Sperry’s position was that conscious mental states operate at a higher level of organisation than individual neurons or synapses. While they do not violate physical laws or intervene in neural processes from outside the system, they exert influence by shaping the overall pattern of neural activity. In this sense, consciousness constrains and guides what the brain does next, rather than merely reflecting what it has already done.
This view challenged both strict reductionism and classical dualism. Sperry did not claim that the mind exists independently of the brain, nor that it acts as a separate substance. At the same time, he denied that mental events can be eliminated from scientific explanation. For Sperry, conscious intentions, values, and goals are real features of brain organisation that influence behaviour precisely because they arise from the coordinated activity of large neural systems.
The phrase “mind over matter”, therefore, does not imply that consciousness overrides or dominates the brain. Instead, it captures Sperry’s claim that mental states have causal relevance within the brain's physical system. Just as higher-level properties in biological systems can influence the behaviour of their components, conscious awareness can influence the direction and organisation of neural activity without breaking the rules of neurophysiology.
This position had essential implications for concepts such as free will, responsibility, and human values. If consciousness can shape behaviour, then human actions cannot be fully explained by neural mechanisms alone. Sperry argued that ignoring conscious experience yields an incomplete account of behaviour, failing to capture how humans plan, deliberate, and act with purpose.
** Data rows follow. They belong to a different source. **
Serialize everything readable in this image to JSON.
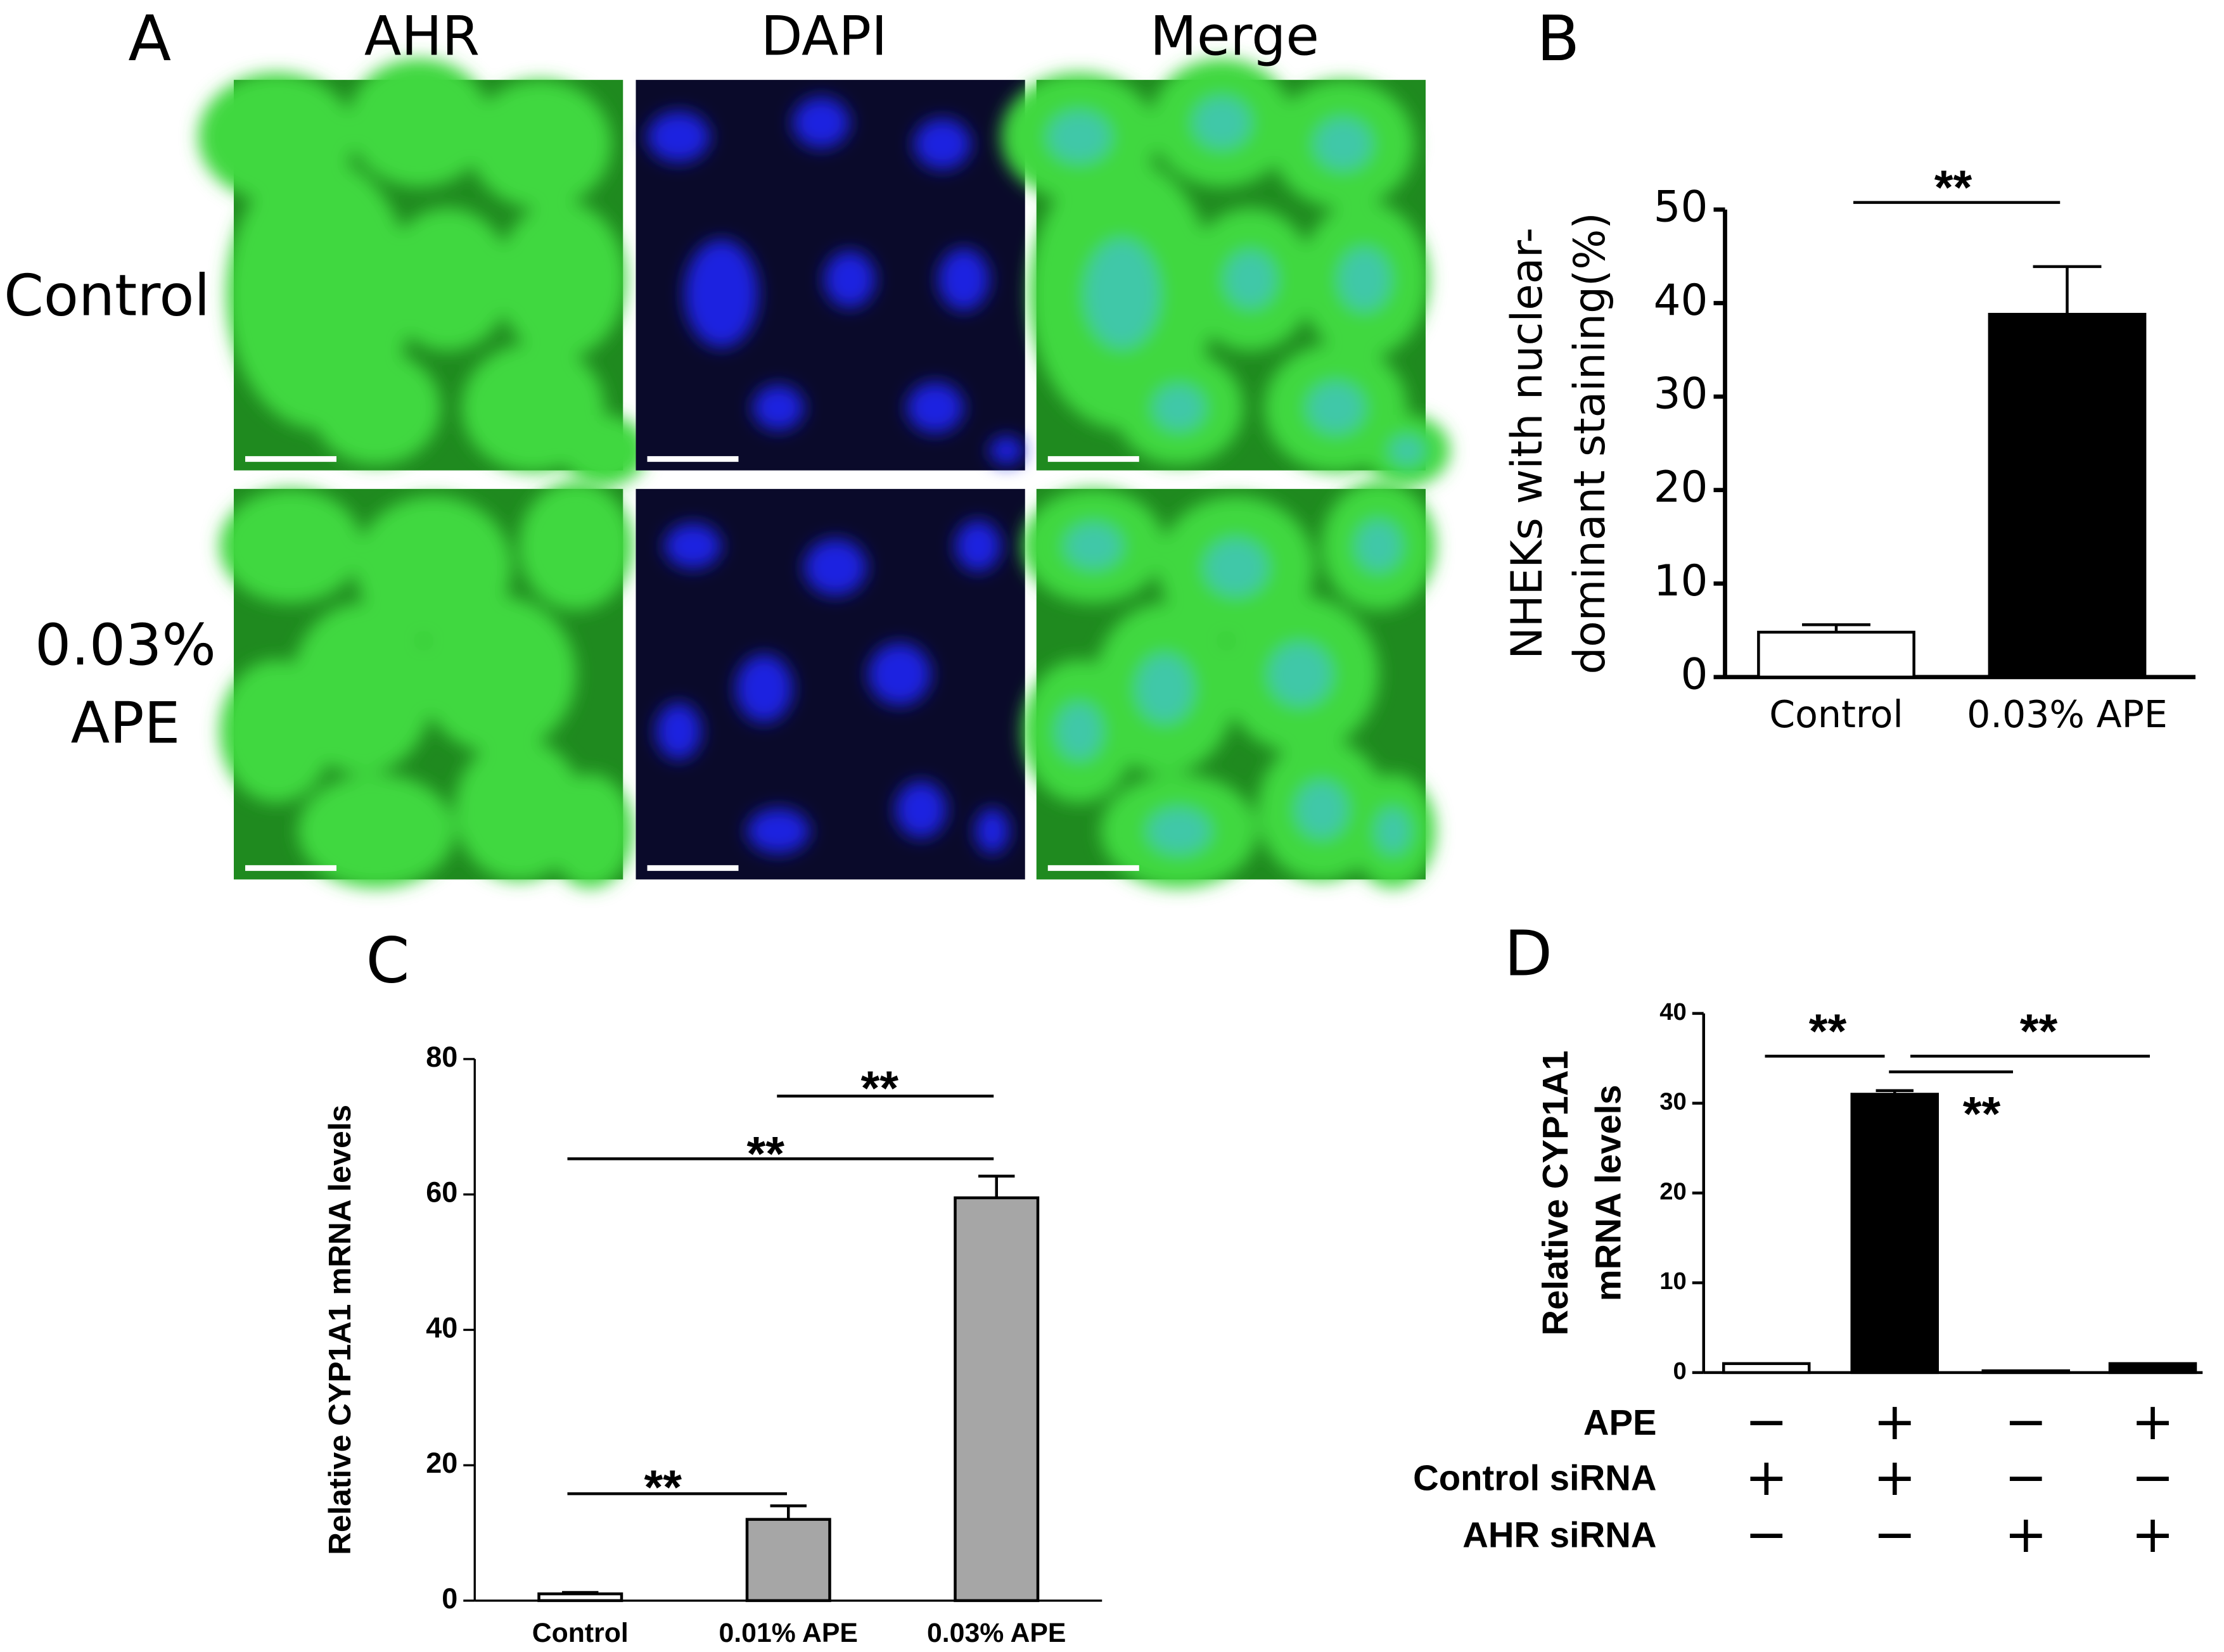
{
  "panel_a": {
    "label": "A",
    "columns": [
      "AHR",
      "DAPI",
      "Merge"
    ],
    "rows": [
      [
        "Control"
      ],
      [
        "0.03%",
        "APE"
      ]
    ]
  },
  "chart_data": [
    {
      "type": "bar",
      "label": "B",
      "ylabel": [
        "NHEKs with nuclear-",
        "dominant staining(%)"
      ],
      "categories": [
        "Control",
        "0.03% APE"
      ],
      "values": [
        4.8,
        38.8
      ],
      "errors": [
        0.8,
        5.1
      ],
      "colors": [
        "#ffffff",
        "#000000"
      ],
      "ylim": [
        0,
        50
      ],
      "yticks": [
        0,
        10,
        20,
        30,
        40,
        50
      ],
      "annotations": [
        {
          "label": "**",
          "from": 0,
          "to": 1
        }
      ]
    },
    {
      "type": "bar",
      "label": "C",
      "ylabel": [
        "Relative CYP1A1 mRNA levels"
      ],
      "categories": [
        "Control",
        "0.01% APE",
        "0.03% APE"
      ],
      "values": [
        1,
        12,
        59.5
      ],
      "errors": [
        0.2,
        2,
        3.2
      ],
      "colors": [
        "#ffffff",
        "#a6a6a6",
        "#a6a6a6"
      ],
      "ylim": [
        0,
        80
      ],
      "yticks": [
        0,
        20,
        40,
        60,
        80
      ],
      "annotations": [
        {
          "label": "**",
          "from": 0,
          "to": 1
        },
        {
          "label": "**",
          "from": 0,
          "to": 2
        },
        {
          "label": "**",
          "from": 1,
          "to": 2
        }
      ]
    },
    {
      "type": "bar",
      "label": "D",
      "ylabel": [
        "Relative CYP1A1",
        "mRNA levels"
      ],
      "categories": [
        null,
        null,
        null,
        null
      ],
      "values": [
        1,
        31,
        0.2,
        1
      ],
      "errors": [
        0,
        0.4,
        0,
        0
      ],
      "colors": [
        "#ffffff",
        "#000000",
        "#000000",
        "#000000"
      ],
      "ylim": [
        0,
        40
      ],
      "yticks": [
        0,
        10,
        20,
        30,
        40
      ],
      "conditions": [
        {
          "name": "APE",
          "marks": [
            "−",
            "+",
            "−",
            "+"
          ]
        },
        {
          "name": "Control siRNA",
          "marks": [
            "+",
            "+",
            "−",
            "−"
          ]
        },
        {
          "name": "AHR siRNA",
          "marks": [
            "−",
            "−",
            "+",
            "+"
          ]
        }
      ],
      "annotations": [
        {
          "label": "**",
          "from": 0,
          "to": 1
        },
        {
          "label": "**",
          "from": 1,
          "to": 3
        },
        {
          "label": "**",
          "from": 1,
          "to": 2
        }
      ]
    }
  ]
}
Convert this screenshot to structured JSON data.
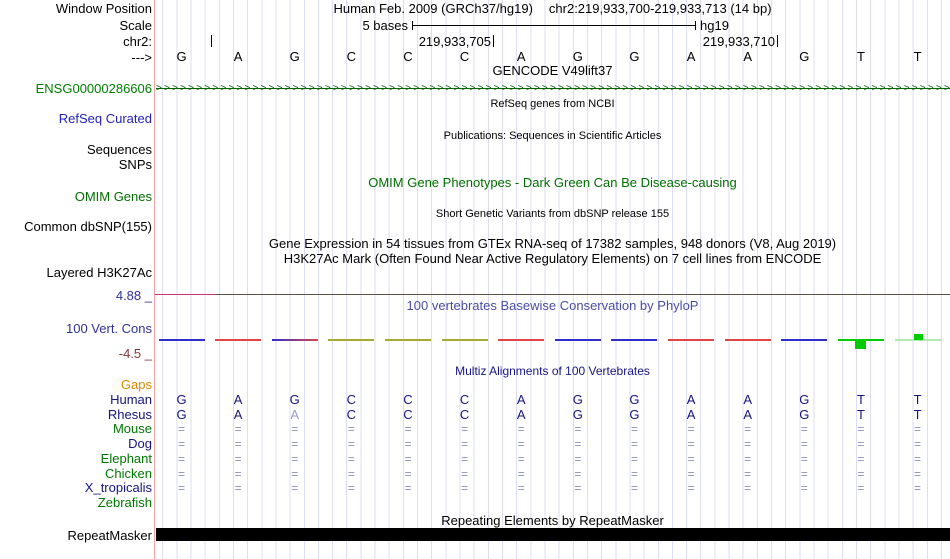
{
  "header": {
    "window_position_label": "Window Position",
    "assembly": "Human Feb. 2009 (GRCh37/hg19)",
    "position": "chr2:219,933,700-219,933,713 (14 bp)"
  },
  "ruler": {
    "scale_label": "Scale",
    "scale_value": "5 bases",
    "genome": "hg19",
    "chrom_label": "chr2:",
    "tick_left": "219,933,705",
    "tick_right": "219,933,710",
    "strand_label": "--->"
  },
  "sequence": {
    "bases": [
      "G",
      "A",
      "G",
      "C",
      "C",
      "C",
      "A",
      "G",
      "G",
      "A",
      "A",
      "G",
      "T",
      "T"
    ]
  },
  "tracks": {
    "gencode": {
      "title": "GENCODE V49lift37",
      "gene_id": "ENSG00000286606",
      "arrow_glyph": ">",
      "color": "#006400"
    },
    "refseq": {
      "title": "RefSeq genes from NCBI",
      "label": "RefSeq Curated"
    },
    "publications": {
      "title": "Publications: Sequences in Scientific Articles",
      "sequences_label": "Sequences",
      "snps_label": "SNPs"
    },
    "omim": {
      "title": "OMIM Gene Phenotypes - Dark Green Can Be Disease-causing",
      "label": "OMIM Genes",
      "color": "#006e00"
    },
    "dbsnp": {
      "title": "Short Genetic Variants from dbSNP release 155",
      "label": "Common dbSNP(155)"
    },
    "gtex": {
      "title": "Gene Expression in 54 tissues from GTEx RNA-seq of 17382 samples, 948 donors (V8, Aug 2019)"
    },
    "h3k27ac": {
      "title": "H3K27Ac Mark (Often Found Near Active Regulatory Elements) on 7 cell lines from ENCODE",
      "label": "Layered H3K27Ac"
    },
    "conservation": {
      "title": "100 vertebrates Basewise Conservation by PhyloP",
      "label": "100 Vert. Cons",
      "axis_max": "4.88 _",
      "axis_min": "-4.5 _",
      "bar_color": "#00cc00",
      "segments": [
        {
          "colors": [
            "#2f2fc8",
            "#2f2fc8"
          ]
        },
        {
          "colors": [
            "#e04545",
            "#e04545"
          ]
        },
        {
          "colors": [
            "#2f2fc8",
            "#e04545"
          ]
        },
        {
          "colors": [
            "#aaaa33",
            "#aaaa33"
          ]
        },
        {
          "colors": [
            "#aaaa33",
            "#aaaa33"
          ]
        },
        {
          "colors": [
            "#aaaa33",
            "#aaaa33"
          ]
        },
        {
          "colors": [
            "#e04545",
            "#e04545"
          ]
        },
        {
          "colors": [
            "#2f2fc8",
            "#2f2fc8"
          ]
        },
        {
          "colors": [
            "#2f2fc8",
            "#2f2fc8"
          ]
        },
        {
          "colors": [
            "#e04545",
            "#e04545"
          ]
        },
        {
          "colors": [
            "#e04545",
            "#e04545"
          ]
        },
        {
          "colors": [
            "#2f2fc8",
            "#2f2fc8"
          ]
        },
        {
          "colors": [
            "#00cc00",
            "#00cc00"
          ],
          "bar": "down"
        },
        {
          "colors": [
            "#b2e8b2",
            "#b2e8b2"
          ],
          "bar": "up"
        }
      ]
    },
    "multiz": {
      "title": "Multiz Alignments of 100 Vertebrates",
      "gap_glyph": "=",
      "letter_color": "#151580",
      "faded_letter_color": "#9a9ace",
      "gap_color": "#8890bb",
      "rows": [
        {
          "name": "Gaps",
          "color": "#dd8800",
          "type": "empty"
        },
        {
          "name": "Human",
          "color": "#151580",
          "type": "letters",
          "letters": [
            "G",
            "A",
            "G",
            "C",
            "C",
            "C",
            "A",
            "G",
            "G",
            "A",
            "A",
            "G",
            "T",
            "T"
          ]
        },
        {
          "name": "Rhesus",
          "color": "#151580",
          "type": "letters",
          "letters": [
            "G",
            "A",
            "A",
            "C",
            "C",
            "C",
            "A",
            "G",
            "G",
            "A",
            "A",
            "G",
            "T",
            "T"
          ],
          "faded_indices": [
            2
          ]
        },
        {
          "name": "Mouse",
          "color": "#007800",
          "type": "gaps"
        },
        {
          "name": "Dog",
          "color": "#151580",
          "type": "gaps"
        },
        {
          "name": "Elephant",
          "color": "#007800",
          "type": "gaps"
        },
        {
          "name": "Chicken",
          "color": "#007800",
          "type": "gaps"
        },
        {
          "name": "X_tropicalis",
          "color": "#151580",
          "type": "gaps"
        },
        {
          "name": "Zebrafish",
          "color": "#007800",
          "type": "empty"
        }
      ]
    },
    "repeatmasker": {
      "title": "Repeating Elements by RepeatMasker",
      "label": "RepeatMasker",
      "bar_color": "#000000"
    }
  },
  "colors": {
    "gridline": "#dcdcf2",
    "window_guideline": "#f7a3a3",
    "phylop_title": "#4b4ba8",
    "navy_label": "#30309a",
    "blue_label": "#2222bb",
    "green_label": "#006e00",
    "orange_label": "#dd8800"
  }
}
In this way, Sperry’s work reopened questions that many scientists had set aside as unscientific. Rather than treating consciousness as a philosophical afterthought, he insisted that it must be incorporated into explanations of brain function. His contribution was not to provide a final solution to the mind–body problem, but to show that any adequate account of human behaviour must take conscious awareness seriously as part of the causal story
SPERRY’S DIVIDED-FIELD TECHNIQUE
Sperry’s divided-field technique was vital because it provided a controlled method for exposing hemispheric differences without causing brain damage. By selectively routing information to one hemisphere, it showed that processing, awareness, and verbal report can dissociate, and that hemispheric specialisation is revealed by limits on access rather than by loss of ability. The technique became foundational because it allowed lateralisation to be studied as a property of information flow and integration, rather than crude localisation.